Maybe the explanation why he preferred to stay in the War College is the obvious one. Clausewitz was working on On War, a groundbreaking treatise aiming at nothing less than the overhaul of existing military theory. He simply did not have time or desire for office politics.

 

Forget About Clausewitz, the Sardonic Philosopher of War

He was a kind man who wrote doting and caring letters to Marie, friends, family members, and former students. Once, after a bitter outburst and full of remorse, Clausewitz drew a medal and a general’s mustache for his wife, as a recognition for the patient way she handled his frustration. In the company of close friends, as many accounts bear witness, Clausewitz was witty and pleasant. However, he had no patience for ignorance and stupidity, which might explain why some contemporaries left unfavorable accounts of him.

In 1815, when confronted with the realities on the ground, Clausewitz sharply condemned Prussia’s policy of revenge against the defeated French. In a letter to his friend Gneisenau, he wrote that initially his troops had been welcomed in Le Mans “with open arms” but requisitions, confiscations and humiliations, “unknown in these lands since the Hundred Years’ War,” had alienated the civilian population and brought it close to insurrection. Clausewitz might have been a German patriot, but he was also a thinking and feeling man who opposed acts of unnecessary cruelty.
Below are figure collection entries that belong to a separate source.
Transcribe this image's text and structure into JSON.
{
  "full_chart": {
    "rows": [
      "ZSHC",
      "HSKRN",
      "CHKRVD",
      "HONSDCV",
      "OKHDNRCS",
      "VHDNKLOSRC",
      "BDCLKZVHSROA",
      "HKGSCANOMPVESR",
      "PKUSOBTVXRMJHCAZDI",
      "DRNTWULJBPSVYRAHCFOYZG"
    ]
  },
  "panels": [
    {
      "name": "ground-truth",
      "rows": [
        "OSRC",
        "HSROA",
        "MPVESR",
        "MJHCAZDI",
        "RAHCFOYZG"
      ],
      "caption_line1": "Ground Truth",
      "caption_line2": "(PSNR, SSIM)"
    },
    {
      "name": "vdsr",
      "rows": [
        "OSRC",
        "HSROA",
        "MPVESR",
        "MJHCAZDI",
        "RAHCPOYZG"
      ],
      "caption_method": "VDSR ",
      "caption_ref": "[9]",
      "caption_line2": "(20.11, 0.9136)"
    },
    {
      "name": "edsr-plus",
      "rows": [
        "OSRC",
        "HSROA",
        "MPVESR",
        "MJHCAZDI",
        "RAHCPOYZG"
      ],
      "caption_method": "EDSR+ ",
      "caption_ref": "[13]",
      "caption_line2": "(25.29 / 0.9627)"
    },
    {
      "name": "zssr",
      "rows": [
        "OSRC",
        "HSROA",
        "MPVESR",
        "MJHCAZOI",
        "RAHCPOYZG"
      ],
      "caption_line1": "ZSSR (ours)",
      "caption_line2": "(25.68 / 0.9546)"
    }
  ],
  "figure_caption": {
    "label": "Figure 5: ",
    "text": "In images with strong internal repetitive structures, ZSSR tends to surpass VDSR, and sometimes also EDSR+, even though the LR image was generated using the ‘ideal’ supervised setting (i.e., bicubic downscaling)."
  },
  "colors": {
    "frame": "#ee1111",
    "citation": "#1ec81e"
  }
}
His sardonic image, in all probability, is due to the subject he chose to study and the realistic and judgement-free approach he applied to it. Moral considerations of “kind-hearted people,” Clausewitz famously wrote, should not play a role when military decisions are made. War is such a dangerous business that it has to be conducted with utmost decisiveness. Yet this moral-free concept is actually deeply moralistic. Clausewitz’s approach was born out of a conviction that relating knowledge in the most realistic manner was the only way to genuinely understand the world. War, in his view, is a nasty business and one should learn how truly nasty it is in order to avoid bloody, costly mistakes. And when compelled, to wage it, if possible, in an efficient and decisive manner.